Anyone else looking for work? Anyone else have creative ideas to share in regard to the following:

1. training for a marathon

2. potty training a puppy

3. getting a job

4. taking a trip to colorado (this just in...)

Monday, August 10, 2009

To train or not to train...for a marathon

Changing your job, losing your religion, finding new love...running a marathon??

Ahhh...we all have demons to face and surely some of them we are allowed to run away from, right?

But to properly train and out-strategize said demons...that is the goal, I do believe. Thanks to the internet and many before me, I have a few handy dandy marathon training tricks and tools at my fingertips. Without further adieu...

1. Hal Higdon's training.

2. Here is runner's world rendition of training for a half marathon, which includes words like "economy" and rest and relaxation and lazy and things like that to encourage a non-running runner to pick up the speed and further it farther.

3. Finally, anything with the word rookie should at least be examined if you are rookie enough to indeed, look up a training marathon guide for training for a half marathon...

What I'm going to do is read all I can about running. Take a long and careful nap. Eat half a bag of chips using only two fingers. Drink some girly flavored fruity beer product. Race to the store and stock up on perspiration-wicking socks and what-not. Drive slowly past the gym. Walk the dog to the end of the driveway. Twice. Unless she pees out her butt again, then we will go it once and only once. And not at all if the neighbor is out because I don't even know HOW to clean up super duper liquid poo without having the worst gag-reflux ever. Seriously.

Then after all that, I'm going to watch the television broadcast special of Running the Sahara, the story of the three young men who ran across the Sahara in order to raise money for a charity that is helping to get clean water to places that need it most. It's an amazing thing. Inspires me to want to run...

Random Rants and Some Pop

On the go, getting ready for back to school....check out these bags. Cute and modern little bags for your little boogers! But still, really, really, cute, right?

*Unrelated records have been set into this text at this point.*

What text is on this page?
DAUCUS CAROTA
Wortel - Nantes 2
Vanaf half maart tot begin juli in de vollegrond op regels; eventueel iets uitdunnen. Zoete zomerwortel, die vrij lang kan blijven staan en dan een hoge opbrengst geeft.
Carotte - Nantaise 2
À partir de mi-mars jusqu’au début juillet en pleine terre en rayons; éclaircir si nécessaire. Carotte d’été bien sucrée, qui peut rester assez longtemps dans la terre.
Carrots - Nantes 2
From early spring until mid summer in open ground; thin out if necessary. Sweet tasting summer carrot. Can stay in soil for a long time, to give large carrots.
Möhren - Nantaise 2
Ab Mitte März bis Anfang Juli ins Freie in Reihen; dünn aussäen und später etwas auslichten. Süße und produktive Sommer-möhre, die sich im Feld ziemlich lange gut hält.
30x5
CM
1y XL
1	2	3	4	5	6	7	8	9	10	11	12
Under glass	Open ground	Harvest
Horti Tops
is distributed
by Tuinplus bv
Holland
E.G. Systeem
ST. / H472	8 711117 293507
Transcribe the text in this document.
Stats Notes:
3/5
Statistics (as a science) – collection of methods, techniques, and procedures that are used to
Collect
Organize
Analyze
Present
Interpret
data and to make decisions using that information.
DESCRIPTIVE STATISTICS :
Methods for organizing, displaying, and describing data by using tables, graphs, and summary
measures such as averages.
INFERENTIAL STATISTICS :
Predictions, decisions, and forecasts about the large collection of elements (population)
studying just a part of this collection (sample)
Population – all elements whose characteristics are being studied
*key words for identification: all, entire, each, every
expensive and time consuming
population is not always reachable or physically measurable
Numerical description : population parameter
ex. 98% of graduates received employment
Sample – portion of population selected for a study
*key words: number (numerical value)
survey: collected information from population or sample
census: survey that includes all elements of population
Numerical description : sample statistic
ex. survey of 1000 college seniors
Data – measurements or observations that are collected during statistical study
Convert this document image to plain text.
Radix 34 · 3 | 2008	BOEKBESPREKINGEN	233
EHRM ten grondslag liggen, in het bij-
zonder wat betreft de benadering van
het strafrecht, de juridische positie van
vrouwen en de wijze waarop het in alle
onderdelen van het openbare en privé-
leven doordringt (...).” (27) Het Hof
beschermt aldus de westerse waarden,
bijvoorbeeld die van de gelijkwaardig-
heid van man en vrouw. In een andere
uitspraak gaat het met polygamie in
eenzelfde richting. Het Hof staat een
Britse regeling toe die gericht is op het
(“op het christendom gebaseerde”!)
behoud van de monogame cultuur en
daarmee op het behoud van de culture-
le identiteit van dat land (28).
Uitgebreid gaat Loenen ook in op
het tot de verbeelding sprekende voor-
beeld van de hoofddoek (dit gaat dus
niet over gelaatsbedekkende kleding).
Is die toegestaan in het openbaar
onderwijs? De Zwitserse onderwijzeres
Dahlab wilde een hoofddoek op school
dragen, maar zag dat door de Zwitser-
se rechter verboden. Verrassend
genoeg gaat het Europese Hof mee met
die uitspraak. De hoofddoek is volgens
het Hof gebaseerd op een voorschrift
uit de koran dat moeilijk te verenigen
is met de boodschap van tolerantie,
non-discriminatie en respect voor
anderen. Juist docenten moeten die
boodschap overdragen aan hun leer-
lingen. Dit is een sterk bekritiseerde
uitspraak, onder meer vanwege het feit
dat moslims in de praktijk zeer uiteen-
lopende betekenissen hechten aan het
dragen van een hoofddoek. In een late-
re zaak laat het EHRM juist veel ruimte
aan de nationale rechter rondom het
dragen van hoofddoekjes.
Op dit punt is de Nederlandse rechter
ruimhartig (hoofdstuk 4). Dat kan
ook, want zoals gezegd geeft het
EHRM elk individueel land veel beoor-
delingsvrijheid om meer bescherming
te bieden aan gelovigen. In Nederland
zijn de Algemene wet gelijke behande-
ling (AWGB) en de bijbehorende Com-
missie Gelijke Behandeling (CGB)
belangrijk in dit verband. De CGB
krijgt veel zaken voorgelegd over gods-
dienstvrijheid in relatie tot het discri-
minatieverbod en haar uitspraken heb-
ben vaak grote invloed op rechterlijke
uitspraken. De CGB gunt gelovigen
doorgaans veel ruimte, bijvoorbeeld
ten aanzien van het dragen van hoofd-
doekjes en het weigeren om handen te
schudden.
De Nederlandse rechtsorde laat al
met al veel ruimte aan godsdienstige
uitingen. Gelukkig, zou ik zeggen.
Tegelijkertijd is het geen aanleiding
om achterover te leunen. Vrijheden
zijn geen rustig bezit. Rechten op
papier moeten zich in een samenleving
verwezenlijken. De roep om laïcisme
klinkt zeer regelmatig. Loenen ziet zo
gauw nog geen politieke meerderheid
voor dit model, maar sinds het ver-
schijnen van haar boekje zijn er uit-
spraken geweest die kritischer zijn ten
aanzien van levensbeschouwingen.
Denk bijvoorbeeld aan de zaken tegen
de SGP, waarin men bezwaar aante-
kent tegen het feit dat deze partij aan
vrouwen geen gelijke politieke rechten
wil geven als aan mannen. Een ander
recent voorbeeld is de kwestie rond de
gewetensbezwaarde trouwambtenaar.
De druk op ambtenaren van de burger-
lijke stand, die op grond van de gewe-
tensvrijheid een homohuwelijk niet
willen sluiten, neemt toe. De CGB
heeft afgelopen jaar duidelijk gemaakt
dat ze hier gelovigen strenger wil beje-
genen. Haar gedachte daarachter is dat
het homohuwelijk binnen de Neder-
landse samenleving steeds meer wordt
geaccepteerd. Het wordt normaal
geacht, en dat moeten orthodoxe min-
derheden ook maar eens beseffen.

Speaking of reasons to celebrate, be sure to check out today's Groupon. A groupon is a coupon-like deal that offers special rates and discounted product and services to a certain amount of people. If a certain amount of people take part in each day's offer, the coupon is activated and everyone gets to enjoy a little some-thing-something for a little less than normal. If not, no big deal, your credit card is not charged. I have used this service for a few things and I love it! PS. Today's groupon is for $40 worth of celebrating at Pop's in downtown Chicago for only $20. Not bad if you like decadent food and champagne.

In other news, I have officially decided that I will do anything to work at Conde Nast.

And, I just signed up for the Chicago Half Marathon. Gulp.